Restricting Access to local PouchDB

2019-04-15 11:56发布

问题:

I would like to use PouchDB in a web app desktop client. I work in an environment where the computer user is generic and different persons use the same computer account. However, using my app they must log in with individual user names granting them their corresponding privileges. The system works offline, with period replication to the server.

Browsing through the documentation of PouchDB and searching the Internet I come to understand that there is no access restriction to a local PouchDB. Anyone who has access to the client/browser has in principle access to the cached data.
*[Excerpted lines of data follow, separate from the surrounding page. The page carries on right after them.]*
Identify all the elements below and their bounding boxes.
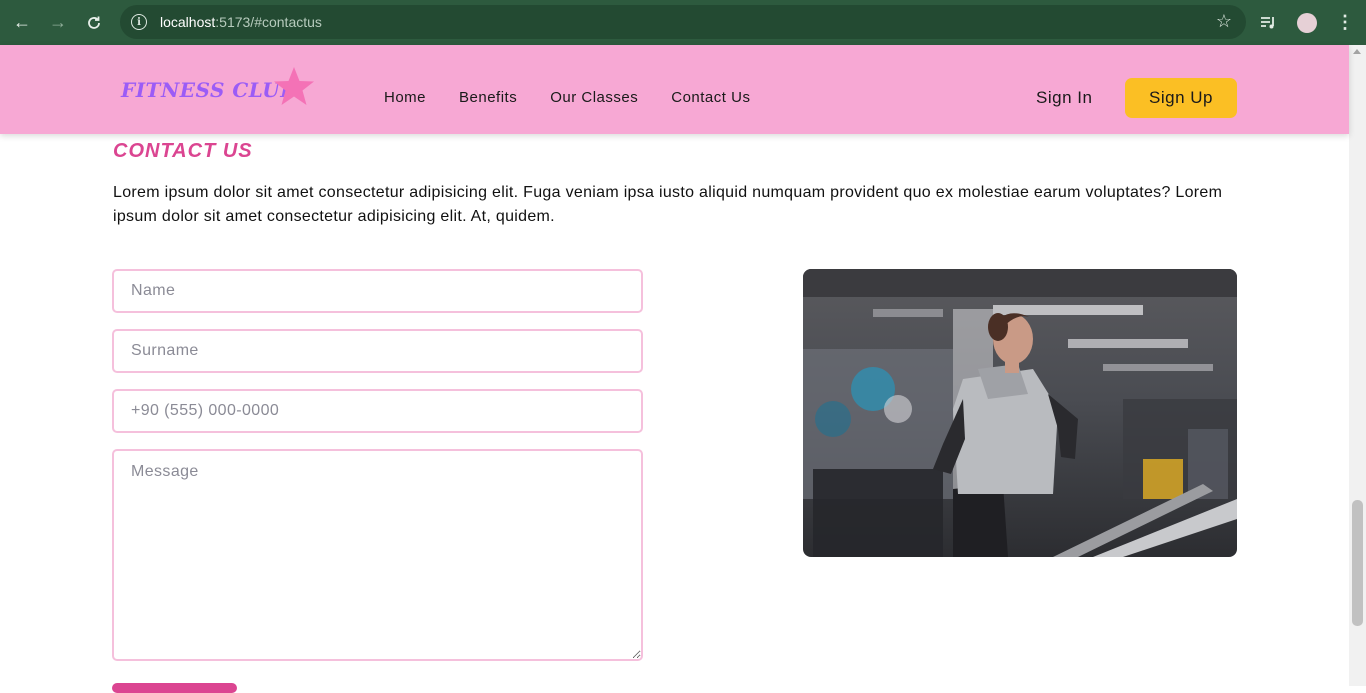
media-control-icon[interactable] — [1251, 6, 1285, 40]
nav-our-classes[interactable]: Our Classes — [550, 89, 638, 106]
logo-star-icon — [274, 67, 314, 105]
forward-icon[interactable]: → — [40, 5, 76, 41]
browser-menu-icon[interactable]: ⋮ — [1330, 12, 1360, 33]
back-icon[interactable]: ← — [4, 5, 40, 41]
contact-title: CONTACT US — [113, 140, 253, 162]
reload-icon[interactable] — [76, 5, 112, 41]
url-text[interactable]: localhost:5173/#contactus — [160, 14, 322, 30]
contact-description: Lorem ipsum dolor sit amet consectetur a… — [113, 184, 1223, 225]
address-bar[interactable]: i localhost:5173/#contactus ☆ — [120, 5, 1246, 39]
nav-home[interactable]: Home — [384, 89, 426, 106]
message-textarea[interactable] — [112, 449, 643, 661]
sign-up-button[interactable]: Sign Up — [1125, 78, 1237, 118]
main-nav: Home Benefits Our Classes Contact Us — [384, 89, 783, 106]
page-scrollbar[interactable] — [1349, 45, 1366, 686]
scrollbar-thumb[interactable] — [1352, 500, 1363, 626]
bookmark-star-icon[interactable]: ☆ — [1216, 11, 1232, 32]
contact-gym-photo — [803, 269, 1237, 557]
site-info-icon[interactable]: i — [131, 14, 147, 30]
scroll-up-arrow-icon[interactable] — [1353, 49, 1361, 54]
phone-input[interactable] — [112, 389, 643, 433]
browser-toolbar: ← → i localhost:5173/#contactus ☆ ⋮ — [0, 0, 1366, 45]
name-input[interactable] — [112, 269, 643, 313]
profile-avatar[interactable] — [1297, 12, 1317, 33]
sign-in-button[interactable]: Sign In — [1036, 88, 1092, 108]
nav-contact-us[interactable]: Contact Us — [671, 89, 750, 106]
nav-benefits[interactable]: Benefits — [459, 89, 517, 106]
site-header: FITNESS CLUB Home Benefits Our Classes C… — [0, 45, 1349, 134]
submit-button[interactable] — [112, 683, 237, 693]
surname-input[interactable] — [112, 329, 643, 373]
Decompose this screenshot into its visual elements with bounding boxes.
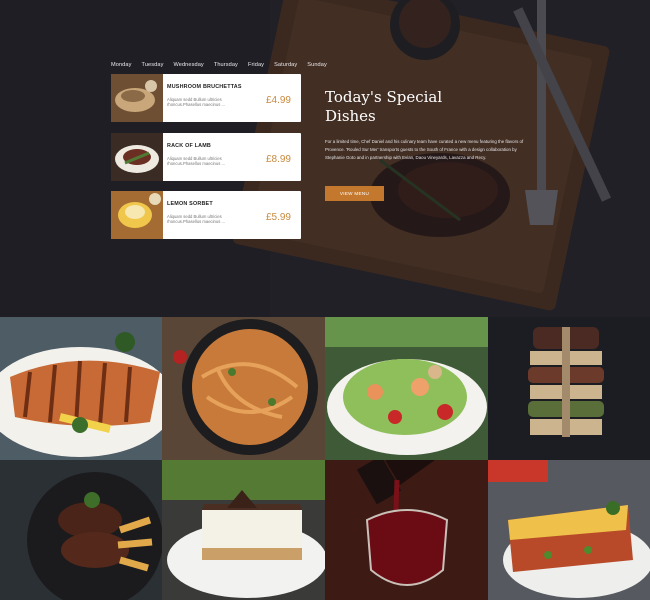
menu-card-rack-of-lamb[interactable]: RACK OF LAMB Aliquam sedd Bullum ultrici… <box>111 133 301 181</box>
tab-friday[interactable]: Friday <box>248 62 264 68</box>
menu-item-name: LEMON SORBET <box>167 201 213 207</box>
menu-item-name: RACK OF LAMB <box>167 143 212 149</box>
menu-card-lemon-sorbet[interactable]: LEMON SORBET Aliquam sedd Bullum ultrici… <box>111 191 301 239</box>
tab-sunday[interactable]: Sunday <box>307 62 327 68</box>
menu-item-price: £5.99 <box>265 212 291 223</box>
tab-tuesday[interactable]: Tuesday <box>142 62 164 68</box>
cream-pie-photo[interactable] <box>162 460 325 600</box>
menu-item-price: £4.99 <box>265 95 291 106</box>
rack-of-lamb-photo <box>111 133 163 181</box>
menu-item-price: £8.99 <box>265 154 291 165</box>
tab-saturday[interactable]: Saturday <box>274 62 297 68</box>
food-gallery <box>0 317 650 600</box>
steak-fries-photo[interactable] <box>0 460 162 600</box>
red-wine-photo[interactable] <box>325 460 488 600</box>
tab-wednesday[interactable]: Wednesday <box>173 62 203 68</box>
lemon-sorbet-photo <box>111 191 163 239</box>
menu-card-mushroom-bruchettas[interactable]: MUSHROOM BRUCHETTAS Aliquam sedd Bullum … <box>111 74 301 122</box>
pasta-pan-photo[interactable] <box>162 317 325 460</box>
day-tabs: Monday Tuesday Wednesday Thursday Friday… <box>111 62 337 68</box>
special-dishes-section: Monday Tuesday Wednesday Thursday Friday… <box>0 0 650 317</box>
grilled-salmon-photo[interactable] <box>0 317 162 460</box>
special-info: Today's Special Dishes For a limited tim… <box>325 88 555 201</box>
stacked-sandwich-photo[interactable] <box>488 317 650 460</box>
tab-monday[interactable]: Monday <box>111 62 132 68</box>
menu-item-description: Aliquam sedd Bullum ultricies rhoncus.Ph… <box>167 97 225 108</box>
special-title: Today's Special Dishes <box>325 88 443 125</box>
menu-item-name: MUSHROOM BRUCHETTAS <box>167 84 242 90</box>
menu-item-description: Aliquam sedd Bullum ultricies rhoncus.Ph… <box>167 156 225 167</box>
special-description: For a limited time, Chef Daniel and his … <box>325 139 524 160</box>
mushroom-bruchettas-photo <box>111 74 163 122</box>
menu-item-description: Aliquam sedd Bullum ultricies rhoncus.Ph… <box>167 214 225 225</box>
shepherds-pie-photo[interactable] <box>488 460 650 600</box>
shrimp-salad-photo[interactable] <box>325 317 488 460</box>
tab-thursday[interactable]: Thursday <box>214 62 238 68</box>
view-menu-button[interactable]: VIEW MENU <box>325 186 384 201</box>
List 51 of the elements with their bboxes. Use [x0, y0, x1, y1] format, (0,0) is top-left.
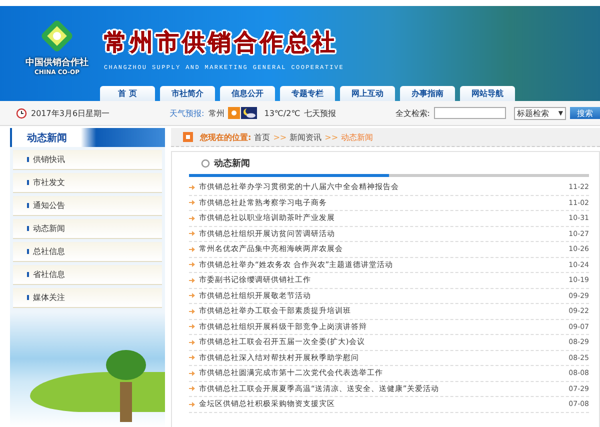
sidebar-item[interactable]: 供销快讯	[13, 150, 162, 170]
arrow-bullet-icon	[189, 386, 195, 392]
sidebar-item[interactable]: 动态新闻	[13, 219, 162, 239]
sidebar-item[interactable]: 总社信息	[13, 242, 162, 262]
sidebar-header: 动态新闻	[10, 128, 165, 147]
arrow-bullet-icon	[189, 216, 195, 221]
clock-icon	[16, 108, 27, 118]
arrow-bullet-icon	[189, 340, 195, 345]
nav-tab[interactable]: 首 页	[100, 86, 155, 101]
sidebar-item[interactable]: 媒体关注	[13, 288, 162, 308]
nav-tab[interactable]: 网站导航	[460, 86, 515, 101]
temperature: 13℃/2℃	[264, 108, 300, 118]
location-icon	[183, 132, 193, 142]
sidebar-item[interactable]: 省社信息	[13, 265, 162, 285]
sidebar-item[interactable]: 通知公告	[13, 196, 162, 216]
logo-text: 中国供销合作社	[26, 56, 88, 69]
breadcrumb-label: 您现在的位置:	[200, 132, 252, 142]
site-title: 常州市供销合作总社	[104, 29, 339, 58]
sidebar-item[interactable]: 市社发文	[13, 173, 162, 193]
sun-icon	[228, 107, 240, 119]
search-label: 全文检索:	[395, 108, 430, 118]
search-field[interactable]	[434, 107, 506, 119]
weather-city: 常州	[208, 108, 224, 118]
arrow-bullet-icon	[189, 184, 195, 190]
arrow-bullet-icon	[189, 231, 195, 236]
nav-tab[interactable]: 信息公开	[220, 86, 275, 101]
arrow-bullet-icon	[189, 370, 195, 376]
arrow-bullet-icon	[189, 262, 195, 268]
weather-label: 天气预报:	[170, 108, 204, 118]
circle-bullet-icon	[201, 158, 210, 168]
arrow-bullet-icon	[189, 402, 195, 407]
breadcrumb-separator: >>	[324, 132, 338, 142]
nav-tab[interactable]: 市社简介	[160, 86, 215, 101]
arrow-bullet-icon	[189, 246, 195, 252]
arrow-bullet-icon	[189, 293, 195, 298]
search-button[interactable]: 搜索	[570, 107, 600, 119]
nav-tab[interactable]: 专题专栏	[280, 86, 335, 101]
forecast-link[interactable]: 七天预报	[304, 108, 336, 118]
breadcrumb-separator: >>	[273, 132, 287, 142]
arrow-bullet-icon	[189, 355, 195, 360]
nav-tab[interactable]: 网上互动	[340, 86, 395, 101]
moon-cloud-icon	[241, 107, 258, 119]
arrow-bullet-icon	[189, 200, 195, 206]
arrow-bullet-icon	[189, 308, 195, 314]
nav-tab[interactable]: 办事指南	[400, 86, 455, 101]
arrow-bullet-icon	[189, 278, 195, 283]
panel-title: 动态新闻	[214, 157, 250, 170]
breadcrumb-link[interactable]: 首页	[254, 132, 270, 142]
current-date: 2017年3月6日星期一	[31, 108, 110, 118]
arrow-bullet-icon	[189, 324, 195, 330]
breadcrumb-link[interactable]: 新闻资讯	[290, 132, 322, 142]
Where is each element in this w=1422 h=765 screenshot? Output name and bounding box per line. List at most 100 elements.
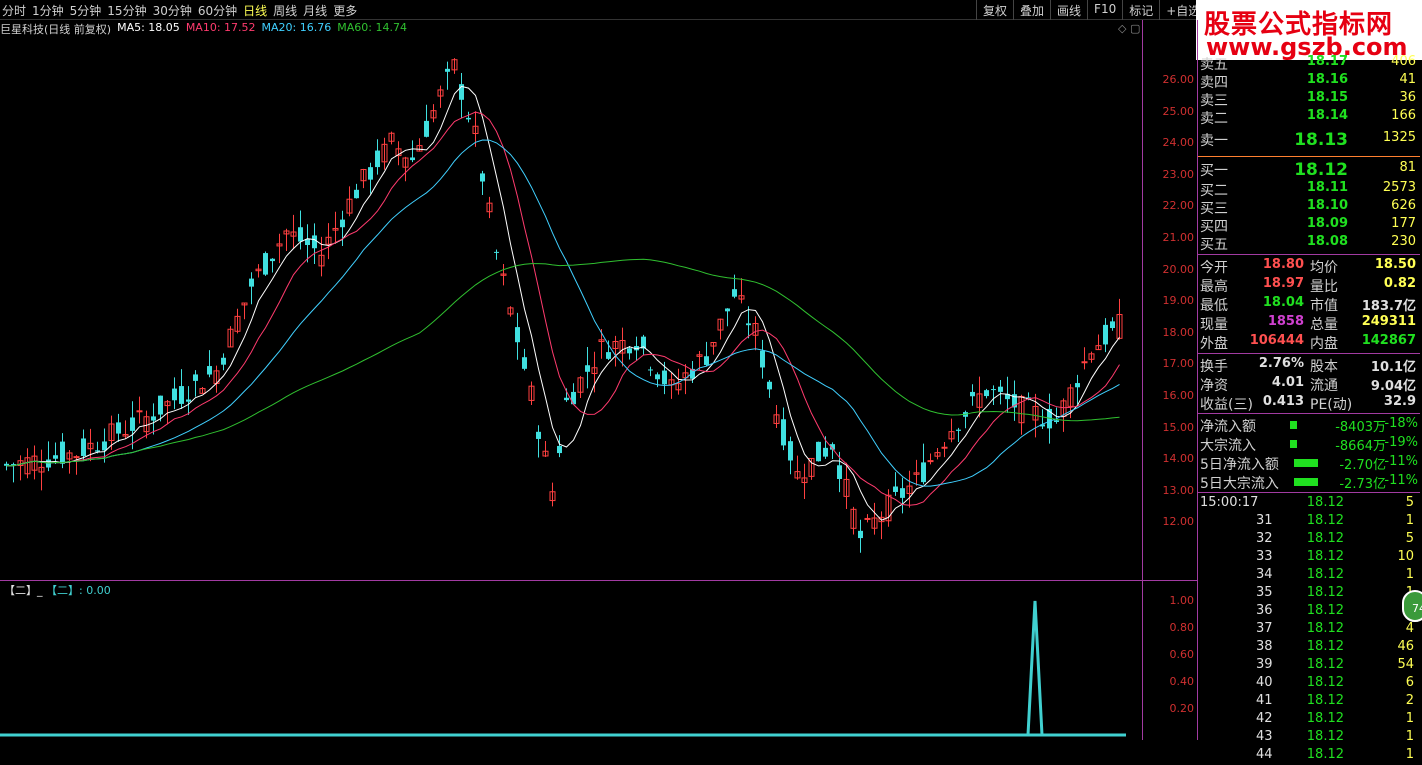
price-tick: 21.00	[1162, 231, 1195, 244]
tick-row: 3618.129	[1198, 603, 1420, 621]
bid-label: 买五	[1200, 237, 1228, 253]
float-badge[interactable]: 74	[1402, 590, 1422, 622]
bid-row[interactable]: 买五 18.08 230	[1198, 234, 1420, 253]
tick-price: 18.12	[1306, 531, 1344, 546]
tick-time: 33	[1256, 549, 1273, 564]
stat-row: 换手 2.76% 股本 10.1亿	[1198, 356, 1420, 375]
stat-row: 收益(三) 0.413 PE(动) 32.9	[1198, 394, 1420, 413]
tick-row: 33 18.12 10	[1198, 549, 1420, 567]
period-tab-3[interactable]: 15分钟	[107, 2, 150, 19]
bid-row[interactable]: 买四 18.09 177	[1198, 216, 1420, 235]
ask-label: 卖三	[1200, 93, 1228, 109]
stat-label: 量比	[1310, 279, 1338, 295]
ask-row[interactable]: 卖三 18.15 36	[1198, 90, 1420, 109]
bid-label: 买四	[1200, 219, 1228, 235]
tick-time: 41	[1256, 693, 1273, 708]
tick-volume: 4	[1405, 621, 1414, 636]
tick-row: 34 18.12 1	[1198, 567, 1420, 585]
tool-button-4[interactable]: 标记	[1122, 0, 1159, 20]
price-axis: 26.00 25.00 24.00 23.00 22.00 21.00 20.00 19.00…	[1142, 20, 1198, 580]
period-tab-6[interactable]: 日线	[243, 2, 271, 19]
period-tab-8[interactable]: 月线	[303, 2, 331, 19]
ask-row[interactable]: 卖四 18.16 41	[1198, 72, 1420, 91]
period-tab-7[interactable]: 周线	[273, 2, 301, 19]
ask-row[interactable]: 卖二 18.14 166	[1198, 108, 1420, 127]
tool-button-3[interactable]: F10	[1087, 0, 1122, 20]
bid-row[interactable]: 买三 18.10 626	[1198, 198, 1420, 217]
stat-row: 今开 18.80 均价 18.50	[1198, 257, 1420, 276]
section-divider	[1198, 413, 1420, 414]
flow-bar	[1290, 440, 1297, 448]
stat-label: 总量	[1310, 317, 1338, 333]
panel-divider	[0, 580, 1198, 581]
tick-row: 3518.121	[1198, 585, 1420, 603]
candle-body	[1054, 420, 1059, 423]
tick-price: 18.12	[1306, 567, 1344, 582]
stat-label: 均价	[1310, 260, 1338, 276]
tick-row: 15:00:17 18.12 5	[1198, 495, 1420, 513]
stat-value: 10.1亿	[1370, 360, 1416, 375]
indicator-tick: 1.00	[1169, 594, 1195, 607]
price-tick: 20.00	[1162, 262, 1195, 276]
ma-line	[6, 85, 1120, 521]
period-tab-9[interactable]: 更多	[333, 2, 361, 19]
bid-row[interactable]: 买一 18.12 81	[1198, 160, 1420, 180]
candle-body	[207, 366, 212, 375]
stat-row: 外盘 106444 内盘 142867	[1198, 333, 1420, 352]
candle-body	[424, 120, 429, 137]
tick-price: 18.12	[1306, 513, 1344, 528]
stat-value: 18.04	[1262, 295, 1304, 310]
candle-body	[767, 381, 772, 390]
candle-body	[410, 157, 415, 161]
tick-price: 18.12	[1306, 729, 1344, 744]
stat-label: 净资	[1200, 378, 1228, 394]
candle-body	[655, 374, 660, 380]
chart-info-bar: 巨星科技(日线 前复权) MA5: 18.05 MA10: 17.52 MA20…	[0, 21, 413, 37]
price-tick: 22.00	[1162, 199, 1195, 213]
ask-price: 18.17	[1306, 54, 1348, 69]
tool-button-1[interactable]: 叠加	[1013, 0, 1050, 20]
stat-label: 内盘	[1310, 336, 1338, 352]
stat-label: 换手	[1200, 359, 1228, 375]
candle-body	[368, 167, 373, 180]
tick-volume: 6	[1405, 675, 1414, 690]
period-tab-5[interactable]: 60分钟	[198, 2, 241, 19]
candle-body	[445, 68, 450, 72]
tool-button-0[interactable]: 复权	[976, 0, 1013, 20]
candle-body	[193, 374, 198, 381]
period-tab-2[interactable]: 5分钟	[70, 2, 106, 19]
stat-row: 现量 1858 总量 249311	[1198, 314, 1420, 333]
stat-value: 183.7亿	[1361, 299, 1416, 314]
indicator-chart[interactable]	[0, 596, 1142, 740]
period-tab-4[interactable]: 30分钟	[153, 2, 196, 19]
chart-corner-icons[interactable]: ◇ ▢	[1118, 22, 1140, 35]
stat-label: PE(动)	[1310, 397, 1353, 413]
tick-price: 18.12	[1306, 603, 1344, 618]
candle-body	[941, 446, 948, 449]
candlestick-chart[interactable]	[0, 38, 1142, 580]
ask-label: 卖五	[1200, 57, 1228, 73]
bid-volume: 2573	[1382, 180, 1416, 195]
tool-button-2[interactable]: 画线	[1050, 0, 1087, 20]
ask-row[interactable]: 卖五 18.17 406	[1198, 54, 1420, 73]
bid-price: 18.08	[1306, 234, 1348, 249]
candle-body	[536, 431, 541, 439]
ask-volume: 1325	[1382, 130, 1416, 145]
price-tick: 12.00	[1162, 515, 1195, 529]
flow-row: 5日净流入额 -2.70亿 -11%	[1198, 454, 1420, 473]
bid-row[interactable]: 买二 18.11 2573	[1198, 180, 1420, 199]
candle-body	[136, 410, 143, 413]
bid-price: 18.10	[1306, 198, 1348, 213]
ask-row[interactable]: 卖一 18.13 1325	[1198, 130, 1420, 150]
price-tick: 16.00	[1162, 389, 1195, 402]
tick-volume: 10	[1397, 549, 1414, 564]
tick-time: 31	[1256, 513, 1273, 528]
tick-time: 39	[1256, 657, 1273, 672]
candle-body	[970, 391, 975, 397]
price-tick: 13.00	[1162, 483, 1195, 497]
tick-price: 18.12	[1306, 747, 1344, 762]
period-tab-0[interactable]: 分时	[2, 2, 30, 19]
candle-body	[102, 441, 107, 451]
period-tab-1[interactable]: 1分钟	[32, 2, 68, 19]
candle-body	[186, 399, 191, 402]
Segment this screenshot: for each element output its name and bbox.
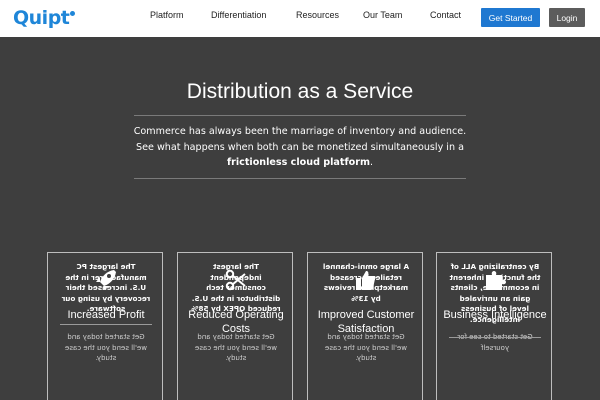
feature-card-business-intelligence[interactable]: By centralizing ALL of the functions inh…	[436, 252, 552, 400]
card-title: Business Intelligence	[443, 309, 547, 321]
nav-link-contact[interactable]: Contact	[430, 10, 461, 20]
puzzle-icon	[486, 271, 506, 290]
card-divider	[449, 337, 541, 338]
card-back-subtext: Get started today and we'll send you the…	[324, 333, 408, 362]
card-back-subtext: Get started today and we'll send you the…	[194, 333, 278, 362]
card-title: Increased Profit	[67, 309, 145, 321]
card-title: Improved Customer Satisfaction	[317, 309, 415, 335]
feature-card-reduced-costs[interactable]: The largest independent consumer tech di…	[177, 252, 293, 400]
nav-link-platform[interactable]: Platform	[150, 10, 184, 20]
hero-divider-bottom	[134, 178, 466, 179]
quipt-logo[interactable]: Quipt	[13, 5, 76, 31]
hero-text-line2: See what happens when both can be moneti…	[136, 141, 464, 153]
top-nav: Quipt Platform Differentiation Resources…	[0, 0, 600, 37]
rocket-icon	[96, 270, 116, 290]
hero-title: Distribution as a Service	[186, 80, 414, 103]
scissors-icon	[225, 269, 246, 291]
hero-divider-top	[134, 115, 466, 116]
logo-dot-icon	[70, 10, 76, 16]
feature-card-customer-satisfaction[interactable]: A large omni-channel retailer increased …	[307, 252, 423, 400]
nav-link-differentiation[interactable]: Differentiation	[211, 10, 266, 20]
card-back-subtext: Get started to see for yourself	[457, 333, 533, 352]
logo-text: Quipt	[13, 7, 70, 29]
hero-description: Commerce has always been the marriage of…	[120, 124, 480, 171]
get-started-button[interactable]: Get Started	[481, 8, 540, 27]
nav-link-our-team[interactable]: Our Team	[363, 10, 402, 20]
hero-text-bold: frictionless cloud platform	[226, 157, 370, 168]
hero-text-line1: Commerce has always been the marriage of…	[133, 126, 467, 137]
card-back-subtext: Get started today and we'll send you the…	[64, 333, 148, 362]
login-button[interactable]: Login	[549, 8, 585, 27]
card-divider	[60, 324, 152, 325]
nav-link-resources[interactable]: Resources	[296, 10, 339, 20]
thumbs-up-icon	[356, 271, 376, 290]
feature-card-increased-profit[interactable]: The largest PC manufacturer in the U.S. …	[47, 252, 163, 400]
hero-text-end: .	[369, 157, 374, 168]
card-title: Reduced Operating Costs	[188, 309, 284, 335]
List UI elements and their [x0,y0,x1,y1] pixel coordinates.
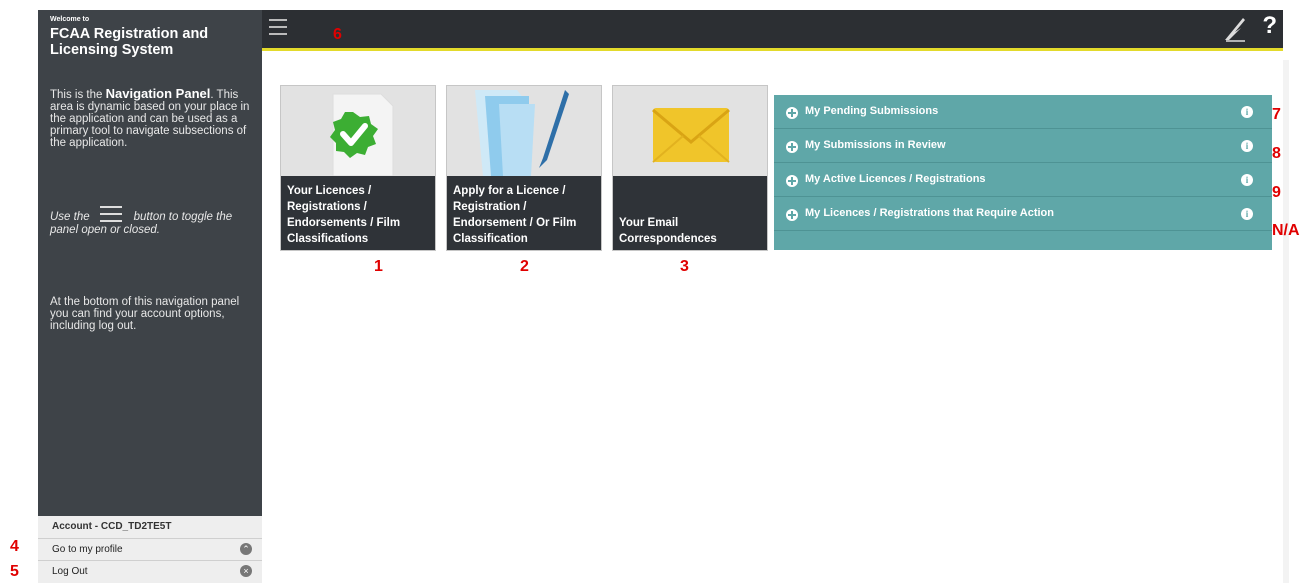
chevron-up-icon: ⌃ [240,543,252,555]
annotation-2: 2 [520,258,529,275]
expand-plus-icon [786,209,798,221]
account-section: Account - CCD_TD2TE5T Go to my profile ⌃ … [38,516,262,583]
navigation-panel: Welcome to FCAA Registration and Licensi… [38,10,262,583]
active-licences-row[interactable]: My Active Licences / Registrations i [774,163,1272,197]
row-label: My Licences / Registrations that Require… [805,207,1054,219]
annotation-6: 6 [333,26,342,43]
go-to-profile-link[interactable]: Go to my profile ⌃ [38,538,262,560]
panel-intro: This is the Navigation Panel. This area … [50,86,250,149]
help-button[interactable]: ? [1262,12,1277,40]
menu-toggle-button[interactable] [269,19,287,35]
expand-plus-icon [786,107,798,119]
top-bar: ? [262,10,1283,51]
menu-icon [99,206,122,222]
email-card[interactable]: Your Email Correspondences [612,85,768,251]
expand-plus-icon [786,175,798,187]
annotation-9: 9 [1272,184,1281,201]
annotation-3: 3 [680,258,689,275]
apply-card[interactable]: Apply for a Licence / Registration / End… [446,85,602,251]
card-label: Your Email Correspondences [613,176,767,250]
info-icon[interactable]: i [1241,140,1253,152]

Also implementing any sort of user access control in my web app seems to be kind of pointless. The code could simply be altered to allow access.

I came to the following possible solution and would like to know if that could work:

  1. First contact with the central server App sends user credentials to the server. The server encrypts a special databaseKey with the user credentials and sends this encryptedDatabaseKey back to the client app. The client app stores this encryptedDatabaseKey in localStorage, decrypts the contained databaseKey, creates and encrypts the local PouchDB using this databaseKey (e. g. crypto-pouch).
    1. Offline usage User logs into the app, his credentials are used to decrypt the encryptedDatabaseKey in localStorage, only then has he access to the stored data. If someone alters the code of the app he still cannot gain access to the encrypted PouchDB.

I see the following advantages: - Without correct credentials there is no access to the local data - Multiple users can have access to same local PouchDB since the databaseKey is identical. - The databaseKey could even be changed regularly (app compares during a connection to the server the local encryptedDatabaseKey and the one received from the server, if they differ the app decrypts the database using the old key and encrypts it with the new)

Does this seem like a viable solution? Are there any other/better methods of securing a local PouchDB?

回答1:

crypto-pouch is indeed the best method to encrypt a local PouchDB. However, I think where you say

Offline usage User logs into the app, his credentials are used to decrypt the encryptedDatabaseKey in localStorage, only then has he access to the stored data

I think it's pointless to decrypt the key and use that to decrypt the database; you might as well just as the user to create and memorize a password? Then you can use that as the key to the crypto-pouch.